Files / repository context
Tools
GitHub / WeChat
Tool adapters let the runtime act outside the model through GitHub / WeChat.
GitHub, WeChat
Output
Assistant response / action result
The final result is a response, action, or task completion returned through the active channel.
assistant output
Install tutorial
Before you install
- Python runtime and an isolated virtual environment
- A clean working directory for the first test run
Check the runtime environment
DeepResearch depends on a Python-style environment.

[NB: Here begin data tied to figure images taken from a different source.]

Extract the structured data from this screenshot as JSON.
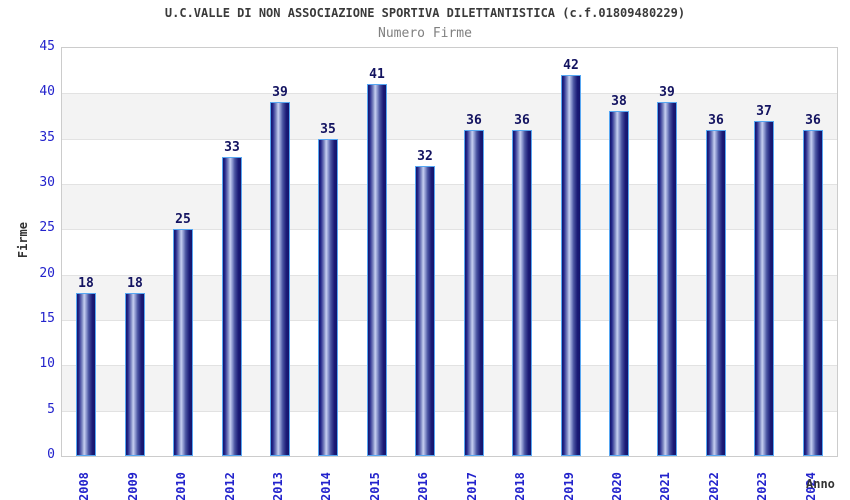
{
  "header": {
    "title": "U.C.VALLE DI NON ASSOCIAZIONE SPORTIVA DILETTANTISTICA (c.f.01809480229)",
    "subtitle": "Numero Firme"
  },
  "chart_data": {
    "type": "bar",
    "title": "U.C.VALLE DI NON ASSOCIAZIONE SPORTIVA DILETTANTISTICA (c.f.01809480229)",
    "subtitle": "Numero Firme",
    "categories": [
      "2008",
      "2009",
      "2010",
      "2012",
      "2013",
      "2014",
      "2015",
      "2016",
      "2017",
      "2018",
      "2019",
      "2020",
      "2021",
      "2022",
      "2023",
      "2024"
    ],
    "values": [
      18,
      18,
      25,
      33,
      39,
      35,
      41,
      32,
      36,
      36,
      42,
      38,
      39,
      36,
      37,
      36
    ],
    "xlabel": "Anno",
    "ylabel": "Firme",
    "ylim": [
      0,
      45
    ],
    "ytick_step": 5,
    "yticks": [
      0,
      5,
      10,
      15,
      20,
      25,
      30,
      35,
      40,
      45
    ],
    "grid": "alternating-horizontal-bands",
    "legend": "none",
    "colors": {
      "title": "#3a3a3a",
      "subtitle": "#808080",
      "tick_label": "#2323cc",
      "value_label": "#131360",
      "axis_title": "#333333",
      "bar_edge": "#57a7f2",
      "bar_dark": "#14146c",
      "bar_mid": "#8691c7",
      "bar_light": "#c6cff0",
      "band_gray": "#f3f3f3",
      "gridline": "#e2e2e2",
      "plot_border": "#cccccc",
      "background": "#ffffff"
    }
  }
}
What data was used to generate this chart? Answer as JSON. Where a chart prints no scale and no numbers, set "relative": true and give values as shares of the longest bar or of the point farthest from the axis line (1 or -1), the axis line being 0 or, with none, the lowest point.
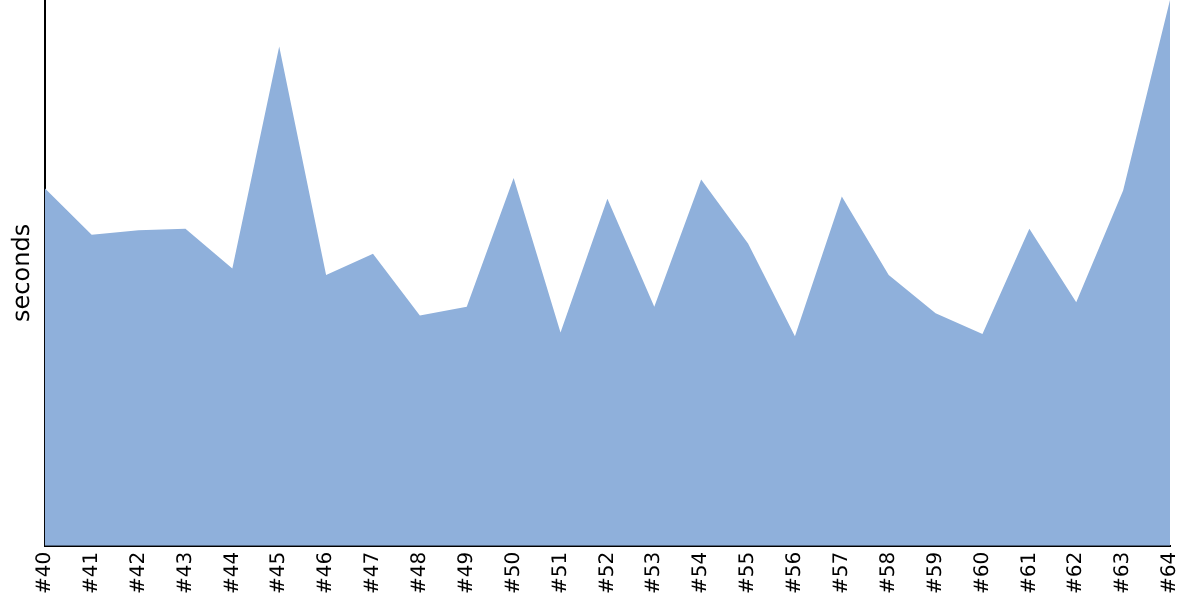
{
  "chart_data": {
    "type": "area",
    "ylabel": "seconds",
    "relative": true,
    "legend": false,
    "grid": false,
    "marker": "none",
    "categories": [
      "#40",
      "#41",
      "#42",
      "#43",
      "#44",
      "#45",
      "#46",
      "#47",
      "#48",
      "#49",
      "#50",
      "#51",
      "#52",
      "#53",
      "#54",
      "#55",
      "#56",
      "#57",
      "#58",
      "#59",
      "#60",
      "#61",
      "#62",
      "#63",
      "#64"
    ],
    "series": [
      {
        "color": "#8fb0db",
        "values": [
          0.655,
          0.57,
          0.578,
          0.581,
          0.508,
          0.915,
          0.496,
          0.535,
          0.422,
          0.438,
          0.674,
          0.391,
          0.636,
          0.438,
          0.671,
          0.554,
          0.384,
          0.64,
          0.496,
          0.426,
          0.388,
          0.581,
          0.446,
          0.651,
          1
        ]
      }
    ]
  }
}
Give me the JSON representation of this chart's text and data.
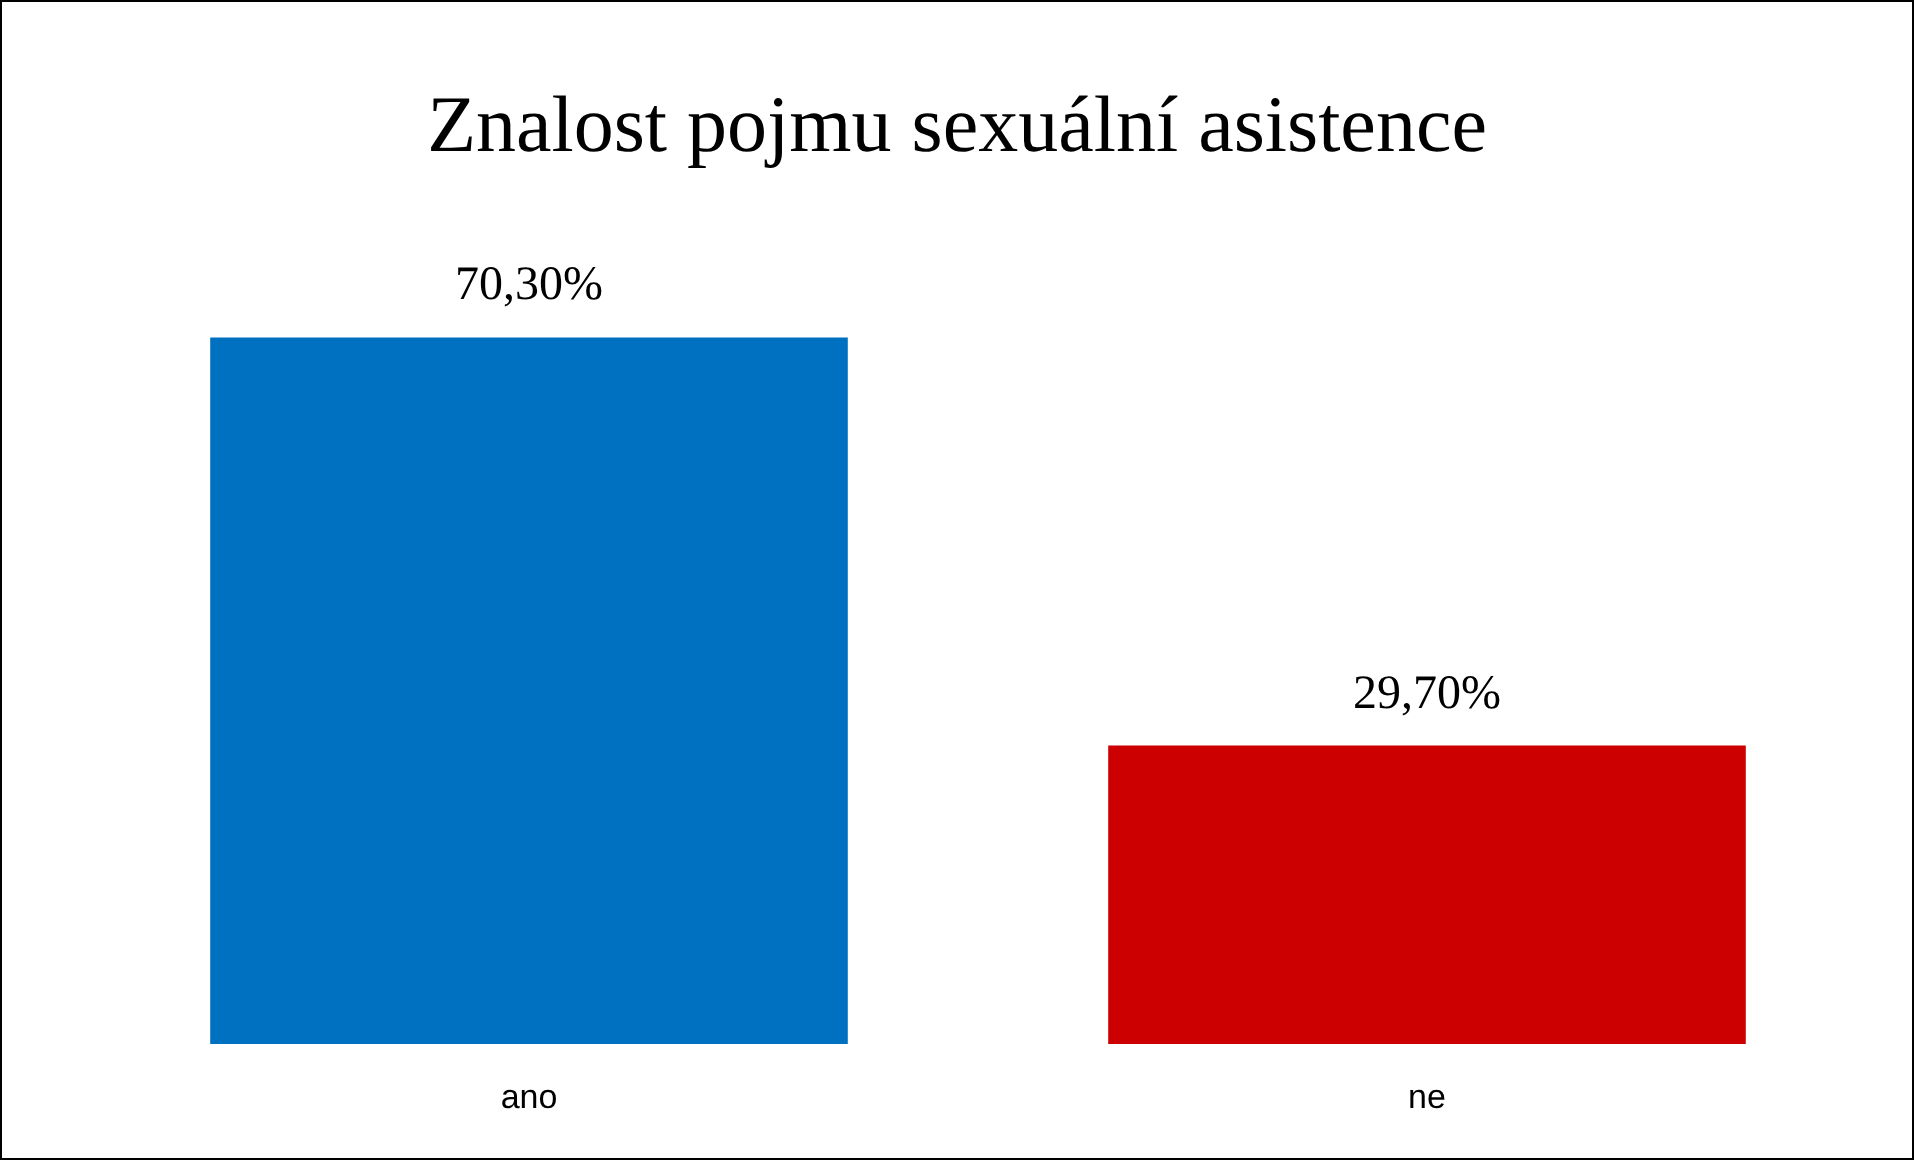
{
  "chart_data": {
    "type": "bar",
    "title": "Znalost pojmu sexuální asistence",
    "categories": [
      "ano",
      "ne"
    ],
    "values": [
      70.3,
      29.7
    ],
    "colors": [
      "#0070c0",
      "#cc0000"
    ],
    "value_labels": [
      "70,30%",
      "29,70%"
    ]
  }
}
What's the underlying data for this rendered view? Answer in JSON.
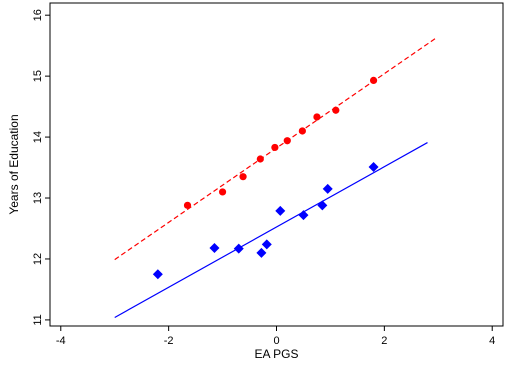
{
  "chart_data": {
    "type": "scatter",
    "title": "",
    "xlabel": "EA PGS",
    "ylabel": "Years of Education",
    "xlim": [
      -4.2,
      4.2
    ],
    "ylim": [
      10.9,
      16.2
    ],
    "xticks": [
      -4,
      -2,
      0,
      2,
      4
    ],
    "xtick_labels": [
      "-4",
      "-2",
      "0",
      "2",
      "4"
    ],
    "yticks": [
      11,
      12,
      13,
      14,
      15,
      16
    ],
    "ytick_labels": [
      "11",
      "12",
      "13",
      "14",
      "15",
      "16"
    ],
    "grid": false,
    "legend": "none",
    "series": [
      {
        "marker": "circle",
        "color": "#ff0000",
        "points": [
          {
            "x": -1.65,
            "y": 12.88
          },
          {
            "x": -1.0,
            "y": 13.1
          },
          {
            "x": -0.62,
            "y": 13.35
          },
          {
            "x": -0.3,
            "y": 13.64
          },
          {
            "x": -0.03,
            "y": 13.83
          },
          {
            "x": 0.2,
            "y": 13.94
          },
          {
            "x": 0.48,
            "y": 14.1
          },
          {
            "x": 0.75,
            "y": 14.33
          },
          {
            "x": 1.1,
            "y": 14.44
          },
          {
            "x": 1.8,
            "y": 14.93
          }
        ],
        "fit": {
          "style": "dashed",
          "x": [
            -3.0,
            2.95
          ],
          "y": [
            11.99,
            15.62
          ]
        }
      },
      {
        "marker": "diamond",
        "color": "#0000ff",
        "points": [
          {
            "x": -2.2,
            "y": 11.75
          },
          {
            "x": -1.15,
            "y": 12.18
          },
          {
            "x": -0.7,
            "y": 12.17
          },
          {
            "x": -0.28,
            "y": 12.1
          },
          {
            "x": -0.18,
            "y": 12.24
          },
          {
            "x": 0.07,
            "y": 12.79
          },
          {
            "x": 0.5,
            "y": 12.72
          },
          {
            "x": 0.85,
            "y": 12.88
          },
          {
            "x": 0.95,
            "y": 13.15
          },
          {
            "x": 1.8,
            "y": 13.51
          }
        ],
        "fit": {
          "style": "solid",
          "x": [
            -3.0,
            2.8
          ],
          "y": [
            11.04,
            13.91
          ]
        }
      }
    ]
  }
}
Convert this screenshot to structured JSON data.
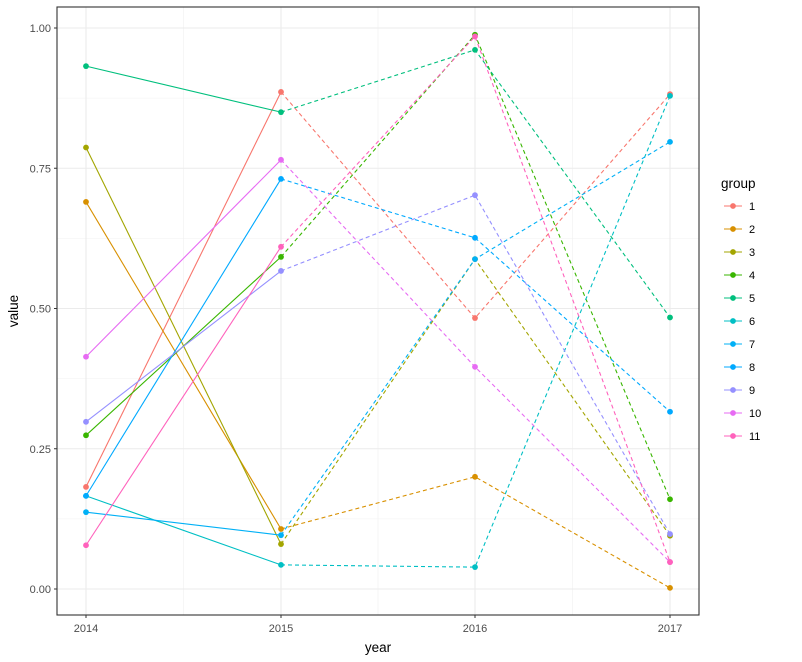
{
  "chart_data": {
    "type": "line",
    "title": "",
    "xlabel": "year",
    "ylabel": "value",
    "x": [
      2014,
      2015,
      2016,
      2017
    ],
    "x_tick_labels": [
      "2014",
      "2015",
      "2016",
      "2017"
    ],
    "ylim": [
      -0.045,
      1.055
    ],
    "y_ticks": [
      0.0,
      0.25,
      0.5,
      0.75,
      1.0
    ],
    "y_tick_labels": [
      "0.00",
      "0.25",
      "0.50",
      "0.75",
      "1.00"
    ],
    "grid": true,
    "legend": {
      "title": "group",
      "position": "right"
    },
    "line_style_note": "solid segment 2014-2015, dashed after 2015",
    "series": [
      {
        "name": "1",
        "color": "#F8766D",
        "values": [
          0.182,
          0.886,
          0.483,
          0.882
        ]
      },
      {
        "name": "2",
        "color": "#D89000",
        "values": [
          0.69,
          0.107,
          0.2,
          0.002
        ]
      },
      {
        "name": "3",
        "color": "#A3A500",
        "values": [
          0.787,
          0.08,
          0.588,
          0.095
        ]
      },
      {
        "name": "4",
        "color": "#39B600",
        "values": [
          0.274,
          0.592,
          0.988,
          0.16
        ]
      },
      {
        "name": "5",
        "color": "#00BF7D",
        "values": [
          0.932,
          0.85,
          0.961,
          0.484
        ]
      },
      {
        "name": "6",
        "color": "#00BFC4",
        "values": [
          0.166,
          0.043,
          0.039,
          0.879
        ]
      },
      {
        "name": "7",
        "color": "#00B0F6",
        "values": [
          0.137,
          0.096,
          0.588,
          0.797
        ]
      },
      {
        "name": "8",
        "color": "#00A9FF",
        "values": [
          0.166,
          0.731,
          0.626,
          0.316
        ]
      },
      {
        "name": "9",
        "color": "#9590FF",
        "values": [
          0.298,
          0.567,
          0.702,
          0.098
        ]
      },
      {
        "name": "10",
        "color": "#E76BF3",
        "values": [
          0.414,
          0.765,
          0.396,
          0.048
        ]
      },
      {
        "name": "11",
        "color": "#FF62BC",
        "values": [
          0.078,
          0.61,
          0.985,
          0.048
        ]
      }
    ]
  }
}
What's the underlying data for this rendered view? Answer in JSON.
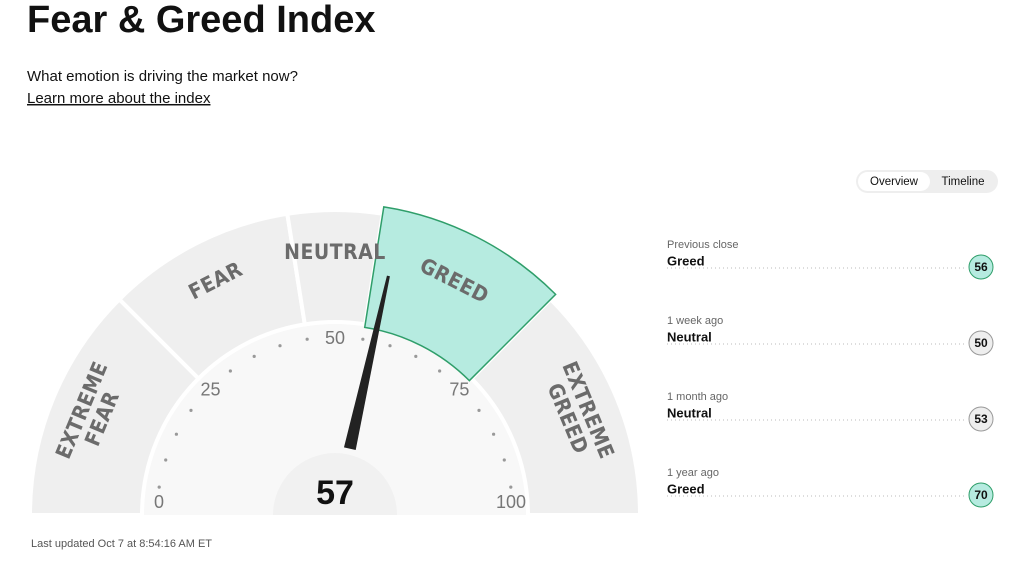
{
  "header": {
    "title": "Fear & Greed Index",
    "subtitle": "What emotion is driving the market now?",
    "link": "Learn more about the index"
  },
  "tabs": [
    "Overview",
    "Timeline"
  ],
  "gauge": {
    "value": 57,
    "range": [
      0,
      100
    ],
    "ticks": [
      0,
      25,
      50,
      75,
      100
    ],
    "zones": [
      {
        "lines": [
          "EXTREME",
          "FEAR"
        ],
        "range": [
          0,
          25
        ]
      },
      {
        "lines": [
          "FEAR"
        ],
        "range": [
          25,
          45
        ]
      },
      {
        "lines": [
          "NEUTRAL"
        ],
        "range": [
          45,
          55
        ]
      },
      {
        "lines": [
          "GREED"
        ],
        "range": [
          55,
          75
        ]
      },
      {
        "lines": [
          "EXTREME",
          "GREED"
        ],
        "range": [
          75,
          100
        ]
      }
    ]
  },
  "updated": "Last updated Oct 7 at 8:54:16 AM ET",
  "history": [
    {
      "label": "Previous close",
      "rating": "Greed",
      "value": 56
    },
    {
      "label": "1 week ago",
      "rating": "Neutral",
      "value": 50
    },
    {
      "label": "1 month ago",
      "rating": "Neutral",
      "value": 53
    },
    {
      "label": "1 year ago",
      "rating": "Greed",
      "value": 70
    }
  ]
}
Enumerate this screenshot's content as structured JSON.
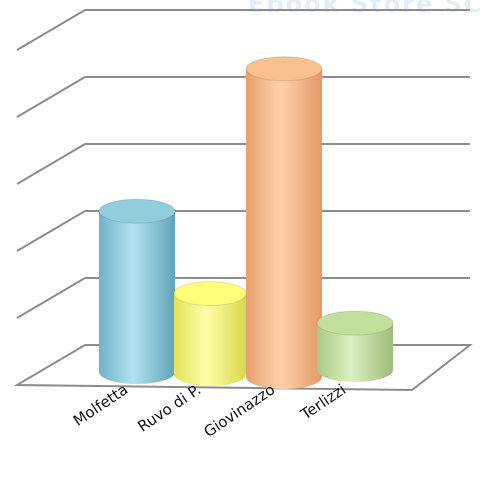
{
  "chart_data": {
    "type": "bar",
    "style": "3d-cylinder",
    "categories": [
      "Molfetta",
      "Ruvo di P.",
      "Giovinazzo",
      "Terlizzi"
    ],
    "values": [
      2.4,
      1.2,
      4.6,
      0.7
    ],
    "colors": [
      "#92cddc",
      "#ffff7a",
      "#fac090",
      "#c3df9c"
    ],
    "ylim": [
      0,
      5
    ],
    "grid": true,
    "title": "",
    "xlabel": "",
    "ylabel": ""
  },
  "watermark": "Ebook Store SCR"
}
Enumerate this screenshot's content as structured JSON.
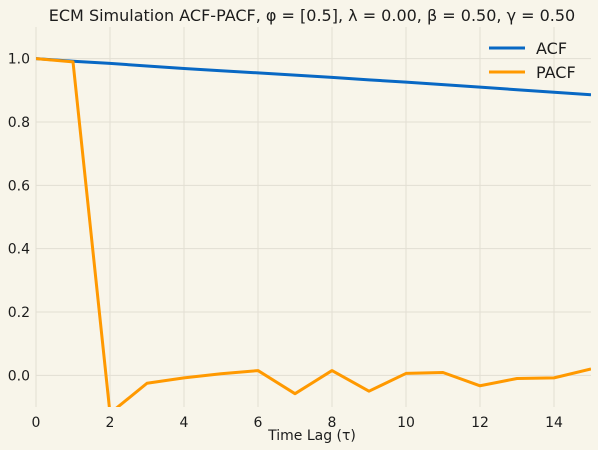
{
  "chart_data": {
    "type": "line",
    "title": "ECM Simulation ACF-PACF, φ = [0.5], λ = 0.00, β = 0.50, γ = 0.50",
    "xlabel": "Time Lag (τ)",
    "ylabel": "",
    "xlim": [
      0,
      15
    ],
    "ylim": [
      -0.1,
      1.1
    ],
    "xticks": [
      0,
      2,
      4,
      6,
      8,
      10,
      12,
      14
    ],
    "yticks": [
      0.0,
      0.2,
      0.4,
      0.6,
      0.8,
      1.0
    ],
    "xtick_labels": [
      "0",
      "2",
      "4",
      "6",
      "8",
      "10",
      "12",
      "14"
    ],
    "ytick_labels": [
      "0.0",
      "0.2",
      "0.4",
      "0.6",
      "0.8",
      "1.0"
    ],
    "grid": true,
    "legend_position": "top-right",
    "series": [
      {
        "name": "ACF",
        "color": "#0868c4",
        "x": [
          0,
          1,
          2,
          3,
          4,
          5,
          6,
          7,
          8,
          9,
          10,
          11,
          12,
          13,
          14,
          15
        ],
        "y": [
          1.0,
          0.992,
          0.985,
          0.977,
          0.969,
          0.962,
          0.955,
          0.948,
          0.941,
          0.933,
          0.926,
          0.918,
          0.91,
          0.902,
          0.894,
          0.886
        ]
      },
      {
        "name": "PACF",
        "color": "#ff9900",
        "x": [
          0,
          1,
          2,
          3,
          4,
          5,
          6,
          7,
          8,
          9,
          10,
          11,
          12,
          13,
          14,
          15
        ],
        "y": [
          1.0,
          0.99,
          -0.12,
          -0.025,
          -0.008,
          0.005,
          0.015,
          -0.058,
          0.015,
          -0.05,
          0.006,
          0.009,
          -0.033,
          -0.01,
          -0.008,
          0.02
        ]
      }
    ]
  }
}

Use venv, conda, or a container to keep dependencies isolated.
Get the project files
Start from the official repository or package so the first run matches the documented behavior.
$ git clone https://github.com/Alibaba-NLP/DeepResearch.gitInstall or build dependencies
Run the next setup command detected from the project documentation.
$ conda create -n react_infer_env python=3.10.0Adoption guidance and sources
Practical use cases
Agent workflow prototype
Use it to validate task decomposition, tool calling, memory, tool permissions, and result review loops.
Tongyi Deep Research, the Leading Open-source Deep Research Agent
This is one of the documented reasons to evaluate DeepResearch before choosing a stack.
Focus area: agent
This is one of the documented reasons to evaluate DeepResearch before choosing a stack.
AI Agents project comparison
Compare DeepResearch with similar projects before committing to a stack.
Before adopting
- Complete one clean-environment verification using the official DeepResearch setup path.
- Review repository license, model weights, external services, and dependency terms for your use case.
- Check recent commits, release cadence, issue response, and documentation depth.
- Evaluate output quality, latency, resource usage, and recovery behavior with a small dataset.
Configuration notes
- Review README configuration notes before using production data.
Sources checked
These links are used to verify repository, documentation, or tutorial details. Review the source pages before adopting the project.
Troubleshooting
- If installation fails, first confirm the command is being run from the README-specified directory.
- If dependencies conflict, retry in a fresh virtual environment, container, or working directory.
- If output looks wrong, return to the smallest documented DeepResearch example before adding complex data.
- For keys, model files, or external services, verify environment variables, local paths, and permissions one by one.
- Before production use, review recent updates, open issues, license terms, and safety boundaries.
What is DeepResearch?
DeepResearch is an open-source ai agents project. Tongyi Deep Research, the Leading Open-source Deep Research Agent
How do I install DeepResearch?
Start with the official README. The first detected setup step is: git clone https://github.com/Alibaba-NLP/DeepResearch.git.
Is DeepResearch beginner-friendly?
If you already know the Python ecosystem, start with the smallest example. Otherwise test it in an isolated environment first.
Can DeepResearch be used commercially?
GitHub detected the Apache-2.0 repository license, which generally permits commercial use. This signal only covers the repository license; review its obligations and any model weights, datasets, dependencies, or external services before commercial adoption.
Does DeepResearch need a GPU?
GPU requirements depend on the workload, model, and dataset size. Start with the smallest README example before scaling up.
How should I decide whether to adopt DeepResearch?
Evaluate setup cost, maintenance activity, issue health, license terms, and fit with your real workflow.